Selection of test users

  • The Proxy on Tencent will do a modulo operation on users’ appId (get from the accessToken) and select a percentage of users as grayscale test users.
  • For non authed users, the proxy will randomly routing a percentage of users as grayscale test users.

Release Process

  1. Complete feature development and submit PR to the dev branch. And pass the integration tests in dev ENV.
  2. Code review by committee and other team members (optional but recommended).
  3. Notify the team and Tencent team in serverless-tencent channel in 24 hours advance. seek product feedback.
  4. Make PR to the master branch and update the change logs.
  5. Tag on master branch with the version info, and trigger the production promotion during the promotion window (2PM every Wednesday).
  6. Run integration test on the newly released version in production. Confirm all the tests passed and notify in serverless-tencent slack.
  7. Enable gray-scale testing. and check the monitoring status. a. If there are no exceptions, increase the canary version test user scale, until all the traffic goes to the newest version. b. If there are exceptions, rollback to the stable version and start fixing the issue. After fixing the issue, restart the release process.

Slack-Bot Commands

Control the release operation by using the @sls-bot in the serverless-tecnent channel in Slack. Following are the example commands.

  • Init traffic to canary version by default configuration: @sls-release-bot -c -m sls_gray_test
  • Change traffic to canary version by percentage: @sls-release-bot -g -m sls_gray_test -p 30
  • Change traffic to canary version by value: @sls-release-bot -g -m sls_gray_test -p 20:55
Executor: @kaiyuzeng 
GrayScale Status: Done 
Stable Version 7(v 2.1.0) : other 
Canary Version 8(v 2.1.1) appid range: [20 - 55] 
Non-Auth GrayScale Weight: 36%
  • Complete gray test: @sls-release-bot -f -m sls_gray_test
  • Rollback all traffic to stable version: @sls-release-bot -r -m sls_gray_test
  • List Traffic: @sls-release-bot -l -m sls_gray_test
  • List Rules: @sls-release-bot -l -m sls_gray_test

Success Criteria

  • After this feature deployed, once they're an unexpected error lead to service unavailable, it will only affect a small group of gray-scale users, it should not affect the users that use stable version (a different version of code without the error).
  • After this feature deployed, once they're an unexpected error lead to service unavailable, we can easily reduce the traffic to that version, or make user requests to a previous stable version.
  • After this feature deployed, once we check the Grafana dashboard or the system log, we can easily filter the result and logs related to a specific version.

Requirements

  • Each Serverless platform deploy should have a unique version info as reference. [Serverless Inc]
  • The Log system should save log with the matched version info. [Serverless Inc & Tencent]
  • The monitor should report issues found with version info. [Tencent]
  • The dashboard should show report by version or together. [Tencent]
  • It should be easy to change the rate of the traffic to Serverless platform. [Tencent]
  • It should be easy to check the rate percentages rules for Serverless platform. [Tencent]
  • Each release should randomly pick different users do gray-scale tests. [Tencent]
  • All feature development should be backward compatible. [Serverless Inc]
    • Add integrations tests for compatible tests.
    • use arguments transformers if needed.

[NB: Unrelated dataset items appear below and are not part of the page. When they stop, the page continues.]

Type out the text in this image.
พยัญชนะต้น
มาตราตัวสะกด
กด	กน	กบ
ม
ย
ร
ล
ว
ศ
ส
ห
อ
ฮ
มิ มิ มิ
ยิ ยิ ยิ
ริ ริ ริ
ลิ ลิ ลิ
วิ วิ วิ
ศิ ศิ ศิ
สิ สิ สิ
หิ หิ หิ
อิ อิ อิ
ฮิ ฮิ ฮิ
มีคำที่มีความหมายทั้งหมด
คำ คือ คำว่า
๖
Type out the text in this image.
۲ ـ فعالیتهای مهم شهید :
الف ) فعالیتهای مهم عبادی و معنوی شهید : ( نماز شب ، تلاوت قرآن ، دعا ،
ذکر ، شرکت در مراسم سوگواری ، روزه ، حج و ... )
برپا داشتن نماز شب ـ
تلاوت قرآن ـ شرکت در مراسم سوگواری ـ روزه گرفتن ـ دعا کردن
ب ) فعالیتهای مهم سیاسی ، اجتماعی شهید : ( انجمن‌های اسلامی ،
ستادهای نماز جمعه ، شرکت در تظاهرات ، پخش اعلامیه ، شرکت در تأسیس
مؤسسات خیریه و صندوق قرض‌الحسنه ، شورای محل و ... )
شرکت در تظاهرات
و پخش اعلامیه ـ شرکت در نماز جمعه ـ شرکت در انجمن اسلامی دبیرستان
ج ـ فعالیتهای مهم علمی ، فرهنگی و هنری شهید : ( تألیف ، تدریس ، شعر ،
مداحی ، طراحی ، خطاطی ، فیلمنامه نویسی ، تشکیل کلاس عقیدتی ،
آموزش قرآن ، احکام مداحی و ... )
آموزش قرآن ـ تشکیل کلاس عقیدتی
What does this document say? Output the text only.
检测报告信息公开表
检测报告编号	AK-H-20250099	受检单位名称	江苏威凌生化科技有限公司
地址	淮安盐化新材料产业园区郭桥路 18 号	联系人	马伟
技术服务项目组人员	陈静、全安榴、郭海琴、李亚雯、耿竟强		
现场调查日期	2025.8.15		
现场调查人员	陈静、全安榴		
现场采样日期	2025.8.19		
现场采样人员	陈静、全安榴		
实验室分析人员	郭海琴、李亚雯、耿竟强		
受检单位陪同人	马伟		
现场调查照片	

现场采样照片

Phase 2 Improvement (TBD & TBC)

In Phase 2, it will mainly focus on solving the following problems left for grayscale test of Serverless Platform.

  • Grayscale testing on separately released services of Serverless Platform (Engine, Registry, Events).
  • Grayscale testing on Events services (Sockets Protocol) , switch to Tencent service.
    • 10.15 tencent solution.
    • The Events service is used for Serverless debug feature and maintain referential integrity between microservices(IE: handle situations where an org, app, or service is destroyed/updated).
  • Grayscale testing on the shared layer of components Template.
  • Support the Canary CLI and Stable CLI to give user choice to join the grayscale tests.